A bunch of folks have been submitting this story of a New Jersey middle school principal sending an email to all parents telling them to ban Facebook for their kids
and to spy on all of their text messaging habits. Because, apparently, at Benjamin Franklin Middle School, "trust" is not something they want to teach. We see this sort of overreaction to new things all of the time. In the past, school administrators have needlessly freaked out about such things as comic books, dungeons and dragons, walkmen and mp3 players. If the principal, Anthony Orsini, had just sent out a note saying "talk to your kids and pay attention to what they're doing online," it would have been fine. But, instead, he went all out:
It is time for every single member of the BF Community to take a stand! There is absolutely no reason for any middle school student to be a part of a social networking site!
Let me repeat that - there is absolutely, positively no reason for any middle school student to be a part of a social networking site! None....
Actually, there are plenty of reasons why a middle school kid might be a part of a social networking site: it's called communicating with their peers. That doesn't mean parents should let their kids use them entirely freely, but a blanket ban is clear overkill by someone who apparently doesn't understand how these things work.
Please do the following: sit down with your child (and they are just children still) and tell them that they are not allowed to be a member of any social networking site. Today!
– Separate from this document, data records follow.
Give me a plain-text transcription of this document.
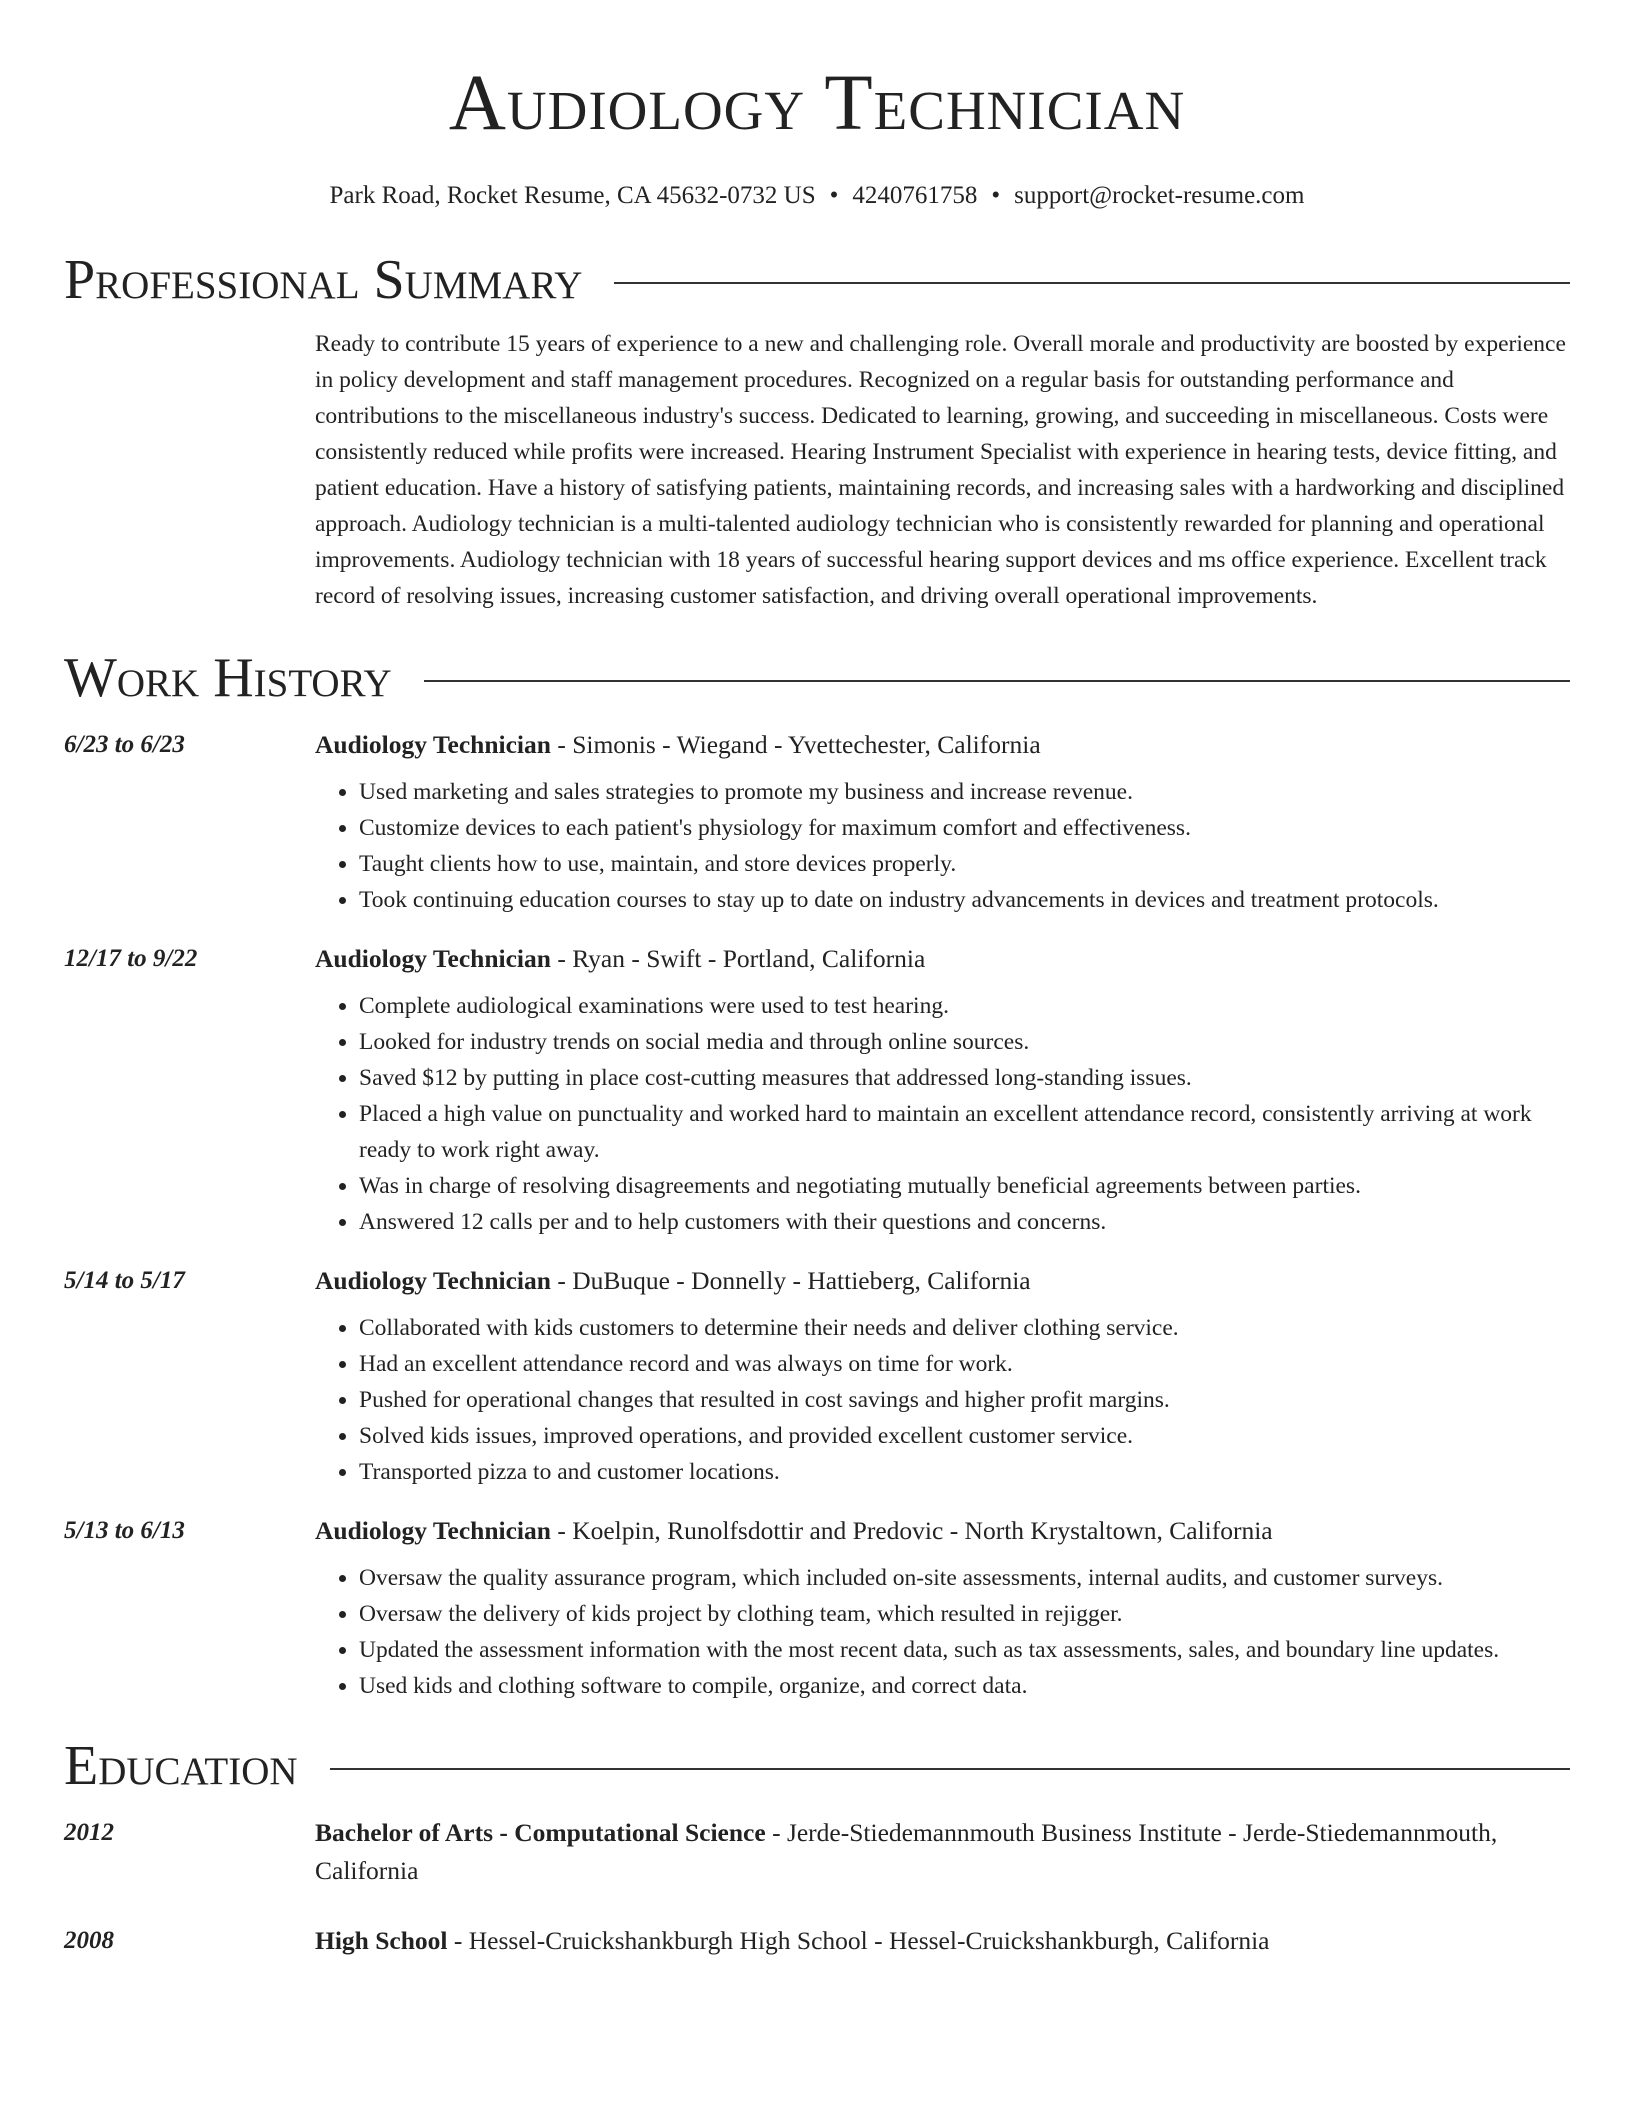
Audiology Technician
Park Road, Rocket Resume, CA 45632-0732 US • 4240761758 • support@rocket-resume.com
Professional Summary
Ready to contribute 15 years of experience to a new and challenging role. Overall morale and productivity are boosted by experience in policy development and staff management procedures. Recognized on a regular basis for outstanding performance and contributions to the miscellaneous industry's success. Dedicated to learning, growing, and succeeding in miscellaneous. Costs were consistently reduced while profits were increased. Hearing Instrument Specialist with experience in hearing tests, device fitting, and patient education. Have a history of satisfying patients, maintaining records, and increasing sales with a hardworking and disciplined approach. Audiology technician is a multi-talented audiology technician who is consistently rewarded for planning and operational improvements. Audiology technician with 18 years of successful hearing support devices and ms office experience. Excellent track record of resolving issues, increasing customer satisfaction, and driving overall operational improvements.
Work History
6/23 to 6/23	Audiology Technician - Simonis - Wiegand - Yvettechester, California
• Used marketing and sales strategies to promote my business and increase revenue.
• Customize devices to each patient's physiology for maximum comfort and effectiveness.
• Taught clients how to use, maintain, and store devices properly.
• Took continuing education courses to stay up to date on industry advancements in devices and treatment protocols.
12/17 to 9/22	Audiology Technician - Ryan - Swift - Portland, California
• Complete audiological examinations were used to test hearing.
• Looked for industry trends on social media and through online sources.
• Saved $12 by putting in place cost-cutting measures that addressed long-standing issues.
• Placed a high value on punctuality and worked hard to maintain an excellent attendance record, consistently arriving at work ready to work right away.
• Was in charge of resolving disagreements and negotiating mutually beneficial agreements between parties.
• Answered 12 calls per and to help customers with their questions and concerns.
5/14 to 5/17	Audiology Technician - DuBuque - Donnelly - Hattieberg, California
• Collaborated with kids customers to determine their needs and deliver clothing service.
• Had an excellent attendance record and was always on time for work.
• Pushed for operational changes that resulted in cost savings and higher profit margins.
• Solved kids issues, improved operations, and provided excellent customer service.
• Transported pizza to and customer locations.
5/13 to 6/13	Audiology Technician - Koelpin, Runolfsdottir and Predovic - North Krystaltown, California
• Oversaw the quality assurance program, which included on-site assessments, internal audits, and customer surveys.
• Oversaw the delivery of kids project by clothing team, which resulted in rejigger.
• Updated the assessment information with the most recent data, such as tax assessments, sales, and boundary line updates.
• Used kids and clothing software to compile, organize, and correct data.
Education
2012	Bachelor of Arts - Computational Science - Jerde-Stiedemannmouth Business Institute - Jerde-Stiedemannmouth, California
2008	High School - Hessel-Cruickshankburgh High School - Hessel-Cruickshankburgh, California
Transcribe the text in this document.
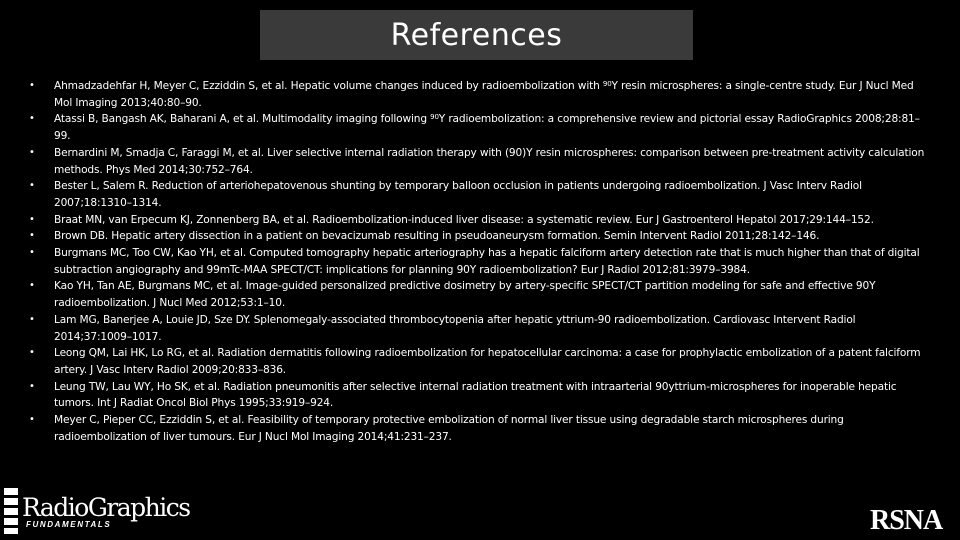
References
• Ahmadzadehfar H, Meyer C, Ezziddin S, et al. Hepatic volume changes induced by radioembolization with $^{90}$Y resin microspheres: a single-centre study. Eur J Nucl Med Mol Imaging 2013;40:80–90.
• Atassi B, Bangash AK, Baharani A, et al. Multimodality imaging following $^{90}$Y radioembolization: a comprehensive review and pictorial essay RadioGraphics 2008;28:81–99.
• Bernardini M, Smadja C, Faraggi M, et al. Liver selective internal radiation therapy with (90)Y resin microspheres: comparison between pre-treatment activity calculation methods. Phys Med 2014;30:752–764.
• Bester L, Salem R. Reduction of arteriohepatovenous shunting by temporary balloon occlusion in patients undergoing radioembolization. J Vasc Interv Radiol 2007;18:1310–1314.
• Braat MN, van Erpecum KJ, Zonnenberg BA, et al. Radioembolization-induced liver disease: a systematic review. Eur J Gastroenterol Hepatol 2017;29:144–152.
• Brown DB. Hepatic artery dissection in a patient on bevacizumab resulting in pseudoaneurysm formation. Semin Intervent Radiol 2011;28:142–146.
• Burgmans MC, Too CW, Kao YH, et al. Computed tomography hepatic arteriography has a hepatic falciform artery detection rate that is much higher than that of digital subtraction angiography and 99mTc-MAA SPECT/CT: implications for planning 90Y radioembolization? Eur J Radiol 2012;81:3979–3984.
• Kao YH, Tan AE, Burgmans MC, et al. Image-guided personalized predictive dosimetry by artery-specific SPECT/CT partition modeling for safe and effective 90Y radioembolization. J Nucl Med 2012;53:1–10.
• Lam MG, Banerjee A, Louie JD, Sze DY. Splenomegaly-associated thrombocytopenia after hepatic yttrium-90 radioembolization. Cardiovasc Intervent Radiol 2014;37:1009–1017.
• Leong QM, Lai HK, Lo RG, et al. Radiation dermatitis following radioembolization for hepatocellular carcinoma: a case for prophylactic embolization of a patent falciform artery. J Vasc Interv Radiol 2009;20:833–836.
• Leung TW, Lau WY, Ho SK, et al. Radiation pneumonitis after selective internal radiation treatment with intraarterial 90yttrium-microspheres for inoperable hepatic tumors. Int J Radiat Oncol Biol Phys 1995;33:919–924.
• Meyer C, Pieper CC, Ezziddin S, et al. Feasibility of temporary protective embolization of normal liver tissue using degradable starch microspheres during radioembolization of liver tumours. Eur J Nucl Mol Imaging 2014;41:231–237.
RadioGraphics
FUNDAMENTALS	RSNA
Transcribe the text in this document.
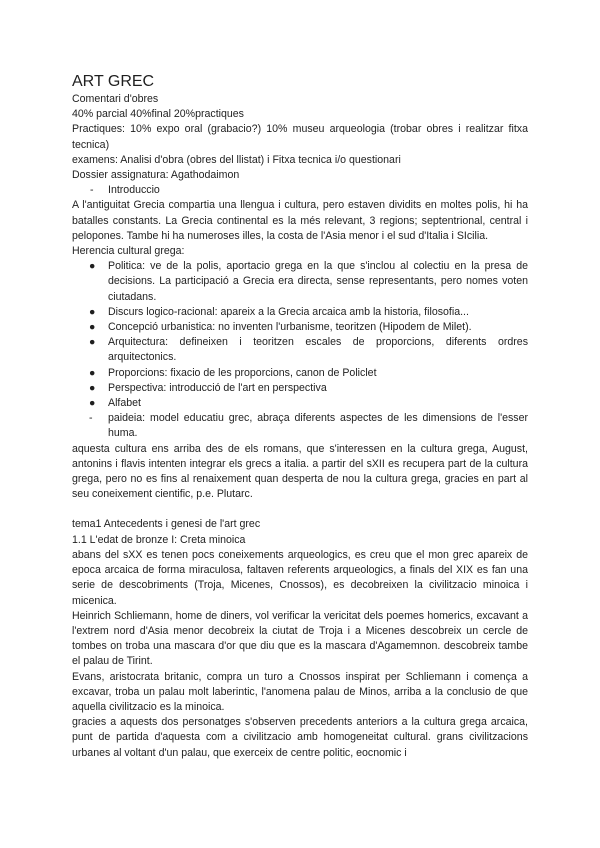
ART GREC
Comentari d'obres
40% parcial 40%final 20%practiques

Practiques: 10% expo oral (grabacio?) 10% museu arqueologia (trobar obres i realitzar fitxa tecnica)

examens: Analisi d'obra (obres del llistat) i Fitxa tecnica i/o questionari
Dossier assignatura: Agathodaimon
- Introduccio

A l'antiguitat Grecia compartia una llengua i cultura, pero estaven dividits en moltes polis, hi ha batalles constants. La Grecia continental es la més relevant, 3 regions; septentrional, central i pelopones. Tambe hi ha numeroses illes, la costa de l'Asia menor i el sud d'Italia i SIcilia.

Herencia cultural grega:
● Politica: ve de la polis, aportacio grega en la que s'inclou al colectiu en la presa de decisions. La participació a Grecia era directa, sense representants, pero nomes voten ciutadans.
● Discurs logico-racional: apareix a la Grecia arcaica amb la historia, filosofia...
● Concepció urbanistica: no inventen l'urbanisme, teoritzen (Hipodem de Milet).
● Arquitectura: defineixen i teoritzen escales de proporcions, diferents ordres arquitectonics.
● Proporcions: fixacio de les proporcions, canon de Policlet
● Perspectiva: introducció de l'art en perspectiva
● Alfabet
- paideia: model educatiu grec, abraça diferents aspectes de les dimensions de l'esser huma.

aquesta cultura ens arriba des de els romans, que s'interessen en la cultura grega, August, antonins i flavis intenten integrar els grecs a italia. a partir del sXII es recupera part de la cultura grega, pero no es fins al renaixement quan desperta de nou la cultura grega, gracies en part al seu coneixement cientific, p.e. Plutarc.

tema1 Antecedents i genesi de l'art grec
1.1 L'edat de bronze I: Creta minoica

abans del sXX es tenen pocs coneixements arqueologics, es creu que el mon grec apareix de epoca arcaica de forma miraculosa, faltaven referents arqueologics, a finals del XIX es fan una serie de descobriments (Troja, Micenes, Cnossos), es decobreixen la civilitzacio minoica i micenica.

Heinrich Schliemann, home de diners, vol verificar la vericitat dels poemes homerics, excavant a l'extrem nord d'Asia menor decobreix la ciutat de Troja i a Micenes descobreix un cercle de tombes on troba una mascara d'or que diu que es la mascara d'Agamemnon. descobreix tambe el palau de Tirint.

Evans, aristocrata britanic, compra un turo a Cnossos inspirat per Schliemann i comença a excavar, troba un palau molt laberintic, l'anomena palau de Minos, arriba a la conclusio de que aquella civilitzacio es la minoica.

gracies a aquests dos personatges s'observen precedents anteriors a la cultura grega arcaica, punt de partida d'aquesta com a civilitzacio amb homogeneitat cultural. grans civilitzacions urbanes al voltant d'un palau, que exerceix de centre politic, eocnomic i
Let them know that you will at some point every week be checking their text messages online! You have the ability to do this through your cell phone provider.
Let them know that you will be installing Parental Control Software so you can tell every place they have visited online, and everything they have instant messaged or written to a friend. Don't install it behind their back, but install it!
He goes on to then urge parents to contact the police any time their child gets a message they don't like:
If your son or daughter is attacked through one of these sites or through texting - immediately go to the police! Insist that they investigate every situation. Also, contact the site and report the attack to the site - they have an obligation to suspend accounts or they are liable for what is written.
That last line, saying that the sites are liable is simply not correct, but why let facts get in the way of a good rant.
Orsini then goes on to explain that he's absolutely positive that social networks will be found in studies to be damaging to kids:
It is not hyperbole for me to write that the pain caused by social networking sites is beyond significant - it is psychologically detrimental and we will find out it will have significant long term effects, as well as all the horrible social effects it already creates.
Of course, similar things have been written about every "new" thing that the older generation in society doesn't get -- including the waltz
("we feel it a duty to warn every parent against exposing his daughter to so fatal a contagion"), movies, videos games... and chess
("chess is a mere amusement of a very inferior character, which robs the mind of valuable time that might be devoted to nobler acquirements, while it affords no benefit whatever to the body"). I assume, we can add Orsini's quote to the other quotes about those other things soon.
Basically, it looks like Orsini has fallen prey to yet another moral panic. He claims that it doesn't make sense to teach "responsible" computing, because middle school kids can't handle it. It appears that many kids in his school disagree, and are quoted in the article saying so. Clearly, many kids will abuse social networks and the will bully others. But doing a blanket ban certainly won't work, and is just someone overreacting because he was unable to handle some kids acting poorly. It's an attempt to prevent kids from doing stuff, just so that the administrators might get a little "security" from kids being kids.
Perhaps the principal of the Benjamin Franklin Middle School, should pay attention to Ben Franklin's words:
They who can give up essential liberty to obtain a little temporary safety, deserve neither liberty nor safety.